If anyone is still in search of a bit of pure Hollywood escapism during these troubled times, another famous genre that served up loads of excitement and stunning action-filled pleasures (besides the musical which I noted last week) was the adventure film. These films were usually set in foreign lands, concerning the courageous escapades of unbelievable heroism of mostly gallant men facing death in the fields of battle. Steven Spielberg quite effectively revived this genre with his Indiana Jones films in the ’80s, but other contemporary action films are rarely as effective despite being filled with fancy computerized special effects.

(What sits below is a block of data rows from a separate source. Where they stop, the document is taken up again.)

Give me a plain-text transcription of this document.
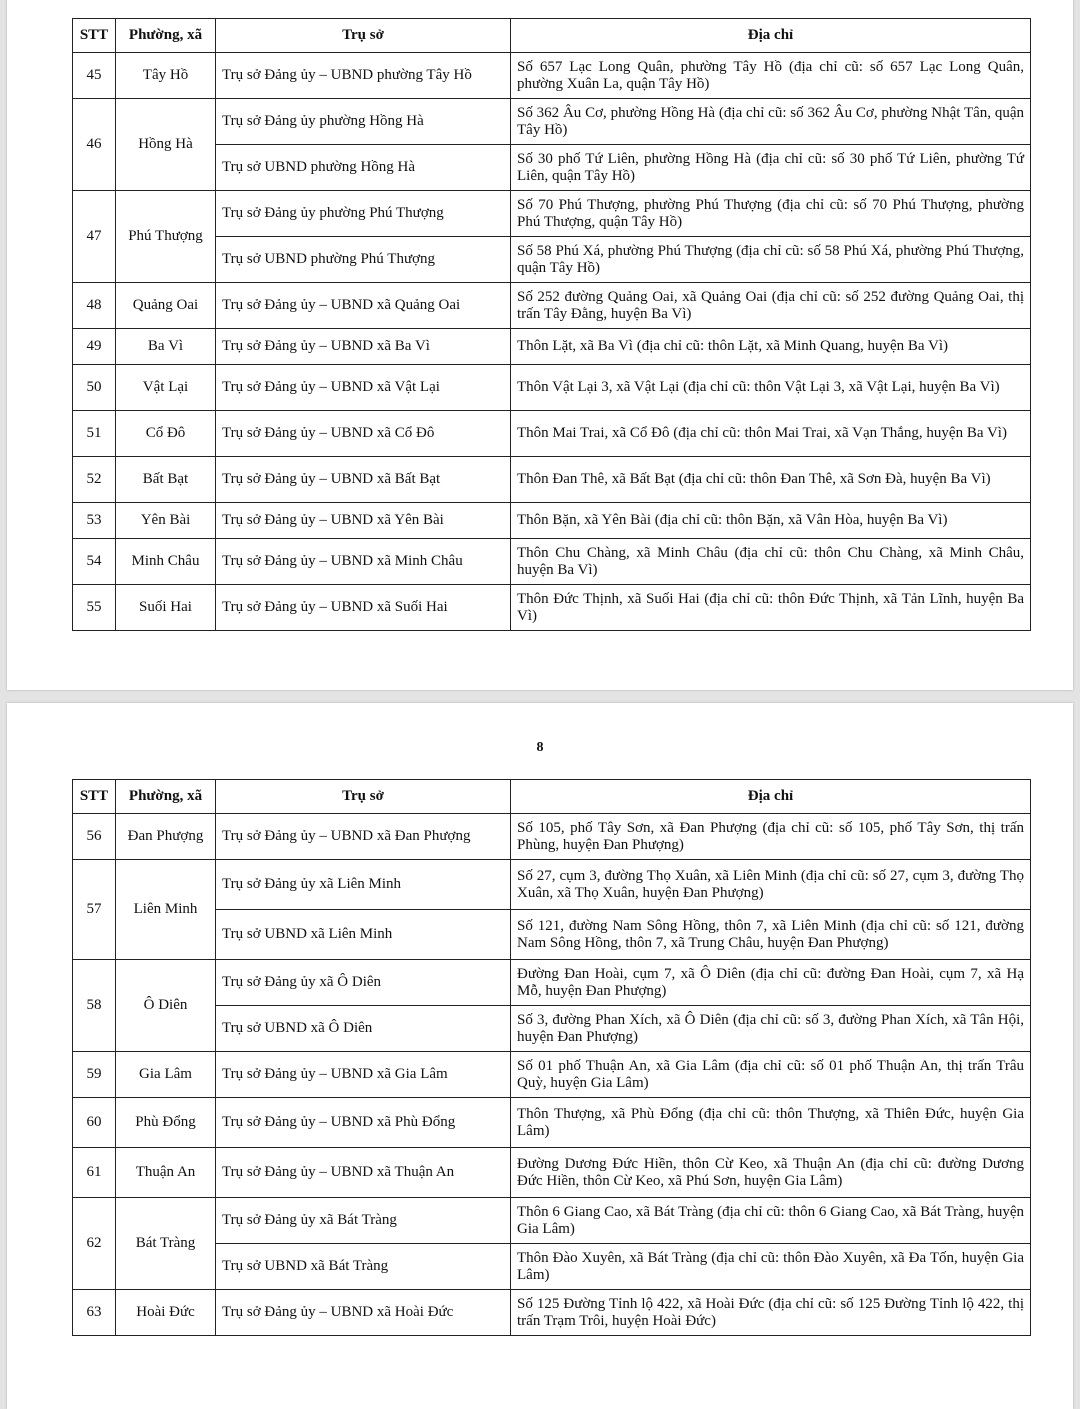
STT	Phường, xã	Trụ sở	Địa chỉ
45	Tây Hồ	Trụ sở Đảng ủy – UBND phường Tây Hồ	Số 657 Lạc Long Quân, phường Tây Hồ (địa chỉ cũ: số 657 Lạc Long Quân, phường Xuân La, quận Tây Hồ)
46	Hồng Hà	Trụ sở Đảng ủy phường Hồng Hà	Số 362 Âu Cơ, phường Hồng Hà (địa chỉ cũ: số 362 Âu Cơ, phường Nhật Tân, quận Tây Hồ)
		Trụ sở UBND phường Hồng Hà	Số 30 phố Tứ Liên, phường Hồng Hà (địa chỉ cũ: số 30 phố Tứ Liên, phường Tứ Liên, quận Tây Hồ)
47	Phú Thượng	Trụ sở Đảng ủy phường Phú Thượng	Số 70 Phú Thượng, phường Phú Thượng (địa chỉ cũ: số 70 Phú Thượng, phường Phú Thượng, quận Tây Hồ)
		Trụ sở UBND phường Phú Thượng	Số 58 Phú Xá, phường Phú Thượng (địa chỉ cũ: số 58 Phú Xá, phường Phú Thượng, quận Tây Hồ)
48	Quảng Oai	Trụ sở Đảng ủy – UBND xã Quảng Oai	Số 252 đường Quảng Oai, xã Quảng Oai (địa chỉ cũ: số 252 đường Quảng Oai, thị trấn Tây Đằng, huyện Ba Vì)
49	Ba Vì	Trụ sở Đảng ủy – UBND xã Ba Vì	Thôn Lặt, xã Ba Vì (địa chỉ cũ: thôn Lặt, xã Minh Quang, huyện Ba Vì)
50	Vật Lại	Trụ sở Đảng ủy – UBND xã Vật Lại	Thôn Vật Lại 3, xã Vật Lại (địa chỉ cũ: thôn Vật Lại 3, xã Vật Lại, huyện Ba Vì)
51	Cổ Đô	Trụ sở Đảng ủy – UBND xã Cổ Đô	Thôn Mai Trai, xã Cổ Đô (địa chỉ cũ: thôn Mai Trai, xã Vạn Thắng, huyện Ba Vì)
52	Bất Bạt	Trụ sở Đảng ủy – UBND xã Bất Bạt	Thôn Đan Thê, xã Bất Bạt (địa chỉ cũ: thôn Đan Thê, xã Sơn Đà, huyện Ba Vì)
53	Yên Bài	Trụ sở Đảng ủy – UBND xã Yên Bài	Thôn Bặn, xã Yên Bài (địa chỉ cũ: thôn Bặn, xã Vân Hòa, huyện Ba Vì)
54	Minh Châu	Trụ sở Đảng ủy – UBND xã Minh Châu	Thôn Chu Chàng, xã Minh Châu (địa chỉ cũ: thôn Chu Chàng, xã Minh Châu, huyện Ba Vì)
55	Suối Hai	Trụ sở Đảng ủy – UBND xã Suối Hai	Thôn Đức Thịnh, xã Suối Hai (địa chỉ cũ: thôn Đức Thịnh, xã Tản Lĩnh, huyện Ba Vì)
8
STT	Phường, xã	Trụ sở	Địa chỉ
56	Đan Phượng	Trụ sở Đảng ủy – UBND xã Đan Phượng	Số 105, phố Tây Sơn, xã Đan Phượng (địa chỉ cũ: số 105, phố Tây Sơn, thị trấn Phùng, huyện Đan Phượng)
57	Liên Minh	Trụ sở Đảng ủy xã Liên Minh	Số 27, cụm 3, đường Thọ Xuân, xã Liên Minh (địa chỉ cũ: số 27, cụm 3, đường Thọ Xuân, xã Thọ Xuân, huyện Đan Phượng)
		Trụ sở UBND xã Liên Minh	Số 121, đường Nam Sông Hồng, thôn 7, xã Liên Minh (địa chỉ cũ: số 121, đường Nam Sông Hồng, thôn 7, xã Trung Châu, huyện Đan Phượng)
58	Ô Diên	Trụ sở Đảng ủy xã Ô Diên	Đường Đan Hoài, cụm 7, xã Ô Diên (địa chỉ cũ: đường Đan Hoài, cụm 7, xã Hạ Mỗ, huyện Đan Phượng)
		Trụ sở UBND xã Ô Diên	Số 3, đường Phan Xích, xã Ô Diên (địa chỉ cũ: số 3, đường Phan Xích, xã Tân Hội, huyện Đan Phượng)
59	Gia Lâm	Trụ sở Đảng ủy – UBND xã Gia Lâm	Số 01 phố Thuận An, xã Gia Lâm (địa chỉ cũ: số 01 phố Thuận An, thị trấn Trâu Quỳ, huyện Gia Lâm)
60	Phù Đổng	Trụ sở Đảng ủy – UBND xã Phù Đổng	Thôn Thượng, xã Phù Đổng (địa chỉ cũ: thôn Thượng, xã Thiên Đức, huyện Gia Lâm)
61	Thuận An	Trụ sở Đảng ủy – UBND xã Thuận An	Đường Dương Đức Hiền, thôn Cừ Keo, xã Thuận An (địa chỉ cũ: đường Dương Đức Hiền, thôn Cừ Keo, xã Phú Sơn, huyện Gia Lâm)
62	Bát Tràng	Trụ sở Đảng ủy xã Bát Tràng	Thôn 6 Giang Cao, xã Bát Tràng (địa chỉ cũ: thôn 6 Giang Cao, xã Bát Tràng, huyện Gia Lâm)
		Trụ sở UBND xã Bát Tràng	Thôn Đào Xuyên, xã Bát Tràng (địa chỉ cũ: thôn Đào Xuyên, xã Đa Tốn, huyện Gia Lâm)
63	Hoài Đức	Trụ sở Đảng ủy – UBND xã Hoài Đức	Số 125 Đường Tỉnh lộ 422, xã Hoài Đức (địa chỉ cũ: số 125 Đường Tỉnh lộ 422, thị trấn Trạm Trôi, huyện Hoài Đức)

One of the finest directors of these early Hollywood adventures was William “Wild Bill” Wellman. This real-life adventurer joined the French Foreign Legion as a young man and later became a World War I flying ace and member of the famed Lafayette Escadrille, the group of U.S. volunteers who fought for France a year before U.S. entry into the war. In Hollywood, Wellman holds the distinction of directing the first film to ever win an Oscar for best picture, the silent World War I drama of areal heroics “Wings” (1927/1928).
But his 1939 adaptation of Percival C. Wren’s popular 1924 novel “Beau Geste” is one of the more overlooked and most entertaining adventures produced during this classical studio dominated era of filmmaking. This Paramount feature concerns three British brothers who join the French Foreign Legion and seek endless adventures and danger fighting in faraway Arab lands. It stars Gary Cooper, Ray Milland and Robert Preston. Famed film critic Pauline Kael called this film “a most successful remake” of a 1926 silent adventure, which featured the legendary Ronald Coleman. Wellman’s “Beau Geste” was nominated for best supporting actor Brian Donlevy and for best art direction by Hans Drier and Robert Odell.
The film opens with a mysterious sequence as Major Henri de Beaujolais’s Legionary troops advance across the Sahara desert to provide relief for the besieged Fort Zinderneuf. When they approach the fort all its men are dead at their posts, and the major discovers a note in a dead soldier’s hand revealing a confession that he stole “the great sapphire known as the Blue Water from Brandon Abbas.” A massive gun battle breaks out and soon the fort is destroyed in a fire.
After a quick 15-year flashback establishes the three Geste brothers’ youthful admiration for playful adventures and recreating King Arthur legends, we learn that the Geste boys live with their wealthy Aunt Pat (Heather Thatcher) and their absentee benefactor Sir Hector at an English manor named Brandon Abbas.
The tale returns to its contemporary time period before the events of the beginning of the film, where the adult brothers Beau (Cooper), John (Milland) and Digby (Preston) witness the theft of their aunt’s famed Blue Water sapphire during a strange and sudden blackout in their home. No one reveals who took the sapphire and within days Digby and Beau run off to join the Foreign Legion, followed by John shortly after. By coincidence, the brothers wind up in the same fort commanded by a sadistic scar-faced Sergeant Markoff (Brian Donlevy), a military maniac who believes that “discipline makes the strength of armies.” But his brand of discipline is brutal to the extremes.
The film’s climatic action-packed scenes, especially when hundreds of Arab troops attack a Legion fort near Morocco, are captured with grand excitement. The wide vistas of hordes of horseback armies riding over sand dunes are captured by cinematographers Archie Stout and Theodor Sparkhuhl and are ever so effectively complemented by Alfred Newman’s rousing orchestral musical score. And before the film’s dramatic resolution, with most the Legion’s forces killed, the crazed Sergeant Markoff declares victory over his Arab attackers. As Beau and John fight on, finally the secret of the sapphire thief is revealed.
“Beau Geste” was just one of a plethora of grand movies that came out in that outstanding year of 1939. Many of these screen gems include: “Gone with the Wind,” “Mr. Smith Goes to Washington,” “The Wizard of Oz,” “Stagecoach,” “Wuthering Heights,” “Gunga Din,” “Ninotchka,” Dark Victory,” “Goodbye Mr. Chips” and many others. So, you can see how many very good films, such as “Beau Geste” were seemingly lost in the stream of instant classics.